Joshua lief in Noras Appartement hin und her und konnte es nicht fassen was seine Schwester da gerade tat, während Nora seelenruhig weiter ihre Kleider und Toilettenartikel in Koffer und Taschen verpackte.
„Man könnte meinen du bist ein pubertierender Teenager, der gegen seine Eltern rebelliert und nicht eine neunundzwanzigjährige Frau. Nora hör auf damit. Such dir was anderes und bleib hier“. Ein rebellierender Teenager? Teenager mag nicht ganz stimmen, aber rebellierend, kam der Sache schon ganz nah. Nora rebellierte schon seit Jahren, stets gegen eine Person. Ihre Mutter! Nora legte das letzte Kleidungsstück in ihren Koffer und stellte sich vor ihren Bruder. Sanft legte sie ihm die Hand auf seine Arme und lehnte ihre Stirn an seine.
„Joshua, du bist mein Bruder und ich liebe dich. Aber wie du schon sagtest, ich bin neunundzwanzig. Ich bin erwachsen. Du musst nicht mehr auf mich aufpassen. So und nun muss ich los. Mein neuer Chef wartet sicher schon auf mich“, murmelte Nora und lief an Joshua vorbei. Beim hinaus gehen rief sie ihm nach er solle doch bitte abschließen, wenn er doch ginge. Das waren die letzten Worte seiner Schwester, bevor die Tür ins Schloss fiel.
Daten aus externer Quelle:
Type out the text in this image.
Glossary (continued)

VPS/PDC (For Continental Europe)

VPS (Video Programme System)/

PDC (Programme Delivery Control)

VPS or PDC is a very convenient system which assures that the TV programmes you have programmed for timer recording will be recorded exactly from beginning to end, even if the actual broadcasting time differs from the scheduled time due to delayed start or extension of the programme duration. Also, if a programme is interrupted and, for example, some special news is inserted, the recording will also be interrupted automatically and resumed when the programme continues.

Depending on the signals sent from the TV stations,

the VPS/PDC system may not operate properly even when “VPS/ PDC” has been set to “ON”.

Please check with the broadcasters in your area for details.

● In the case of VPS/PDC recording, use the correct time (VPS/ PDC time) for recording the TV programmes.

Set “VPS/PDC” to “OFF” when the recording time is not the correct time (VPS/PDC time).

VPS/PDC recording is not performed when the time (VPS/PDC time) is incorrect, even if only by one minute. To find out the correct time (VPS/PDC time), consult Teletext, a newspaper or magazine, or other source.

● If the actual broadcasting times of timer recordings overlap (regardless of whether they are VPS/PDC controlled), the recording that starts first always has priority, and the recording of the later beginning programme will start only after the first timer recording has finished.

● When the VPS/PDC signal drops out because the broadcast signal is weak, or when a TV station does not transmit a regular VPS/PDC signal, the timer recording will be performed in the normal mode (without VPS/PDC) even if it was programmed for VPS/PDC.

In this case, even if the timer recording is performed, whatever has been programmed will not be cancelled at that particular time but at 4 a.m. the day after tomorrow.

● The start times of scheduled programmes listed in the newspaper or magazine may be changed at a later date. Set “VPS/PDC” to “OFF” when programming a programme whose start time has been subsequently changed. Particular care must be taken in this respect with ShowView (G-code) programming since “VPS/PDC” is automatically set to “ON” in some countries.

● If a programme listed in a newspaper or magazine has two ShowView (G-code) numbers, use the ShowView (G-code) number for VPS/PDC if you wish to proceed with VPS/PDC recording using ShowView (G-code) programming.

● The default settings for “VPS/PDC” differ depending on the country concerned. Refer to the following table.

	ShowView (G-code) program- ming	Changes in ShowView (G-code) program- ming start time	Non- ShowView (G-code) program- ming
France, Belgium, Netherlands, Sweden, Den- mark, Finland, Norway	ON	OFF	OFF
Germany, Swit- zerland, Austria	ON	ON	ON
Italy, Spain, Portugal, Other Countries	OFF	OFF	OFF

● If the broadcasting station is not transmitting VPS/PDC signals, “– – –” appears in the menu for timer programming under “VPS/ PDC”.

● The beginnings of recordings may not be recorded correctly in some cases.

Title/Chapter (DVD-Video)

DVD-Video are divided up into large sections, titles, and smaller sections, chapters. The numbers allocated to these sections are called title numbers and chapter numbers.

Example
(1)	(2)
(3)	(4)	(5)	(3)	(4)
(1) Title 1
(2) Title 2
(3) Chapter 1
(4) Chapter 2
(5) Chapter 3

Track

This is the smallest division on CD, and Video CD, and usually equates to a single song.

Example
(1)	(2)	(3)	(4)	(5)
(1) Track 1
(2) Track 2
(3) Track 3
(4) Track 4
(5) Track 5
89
Joshua machte sich große Sorgen um seine Schwester! Noch nie hatte sie einen solchen Entschluss gefasst, und war mir nichts dir nichts irgendwo eingezogen. Selbst als sie ihren Freund Dominik, der mittlerweile auch schon zu der Kategorie EX gehörte, kennenlernte und er ein halbes Jahr nachdem sie zusammengekommen waren, vorgeschlagen hatte zusammenzuziehen bekam Nora kalte Füße, und schickte ihn in die Wüste. Und nun wollte sie zu einem fremden Mann mit drei Kindern ziehen. Job hin oder her. Es war nicht in Ordnung. Joshua verstand die Welt nicht mehr. Kopfschüttelnd ging er noch mal durch Noras Wohnung, kontrollierte ob alle Fenster geschlossen waren, wobei man sie auch offen stehen lassen könnte. Wer steigt schon in eine Wohnung im dreizehnten Stock eines Hochhauses ein? Aber man konnte ja nie wissen, wie viele Verrückte es auf der Welt gab. Joshua machte das Licht aus und verließ die Wohnung. Mal sehen wann Nora einsah, dass es ein Fehler war und wieder kam. Und falls nicht, konnte ja immer noch ihre Mutter eingreifen. Ihr Psychoterror hatte schon manchen zum Aufgeben und Zurückziehen seiner Entscheidungen beigetragen.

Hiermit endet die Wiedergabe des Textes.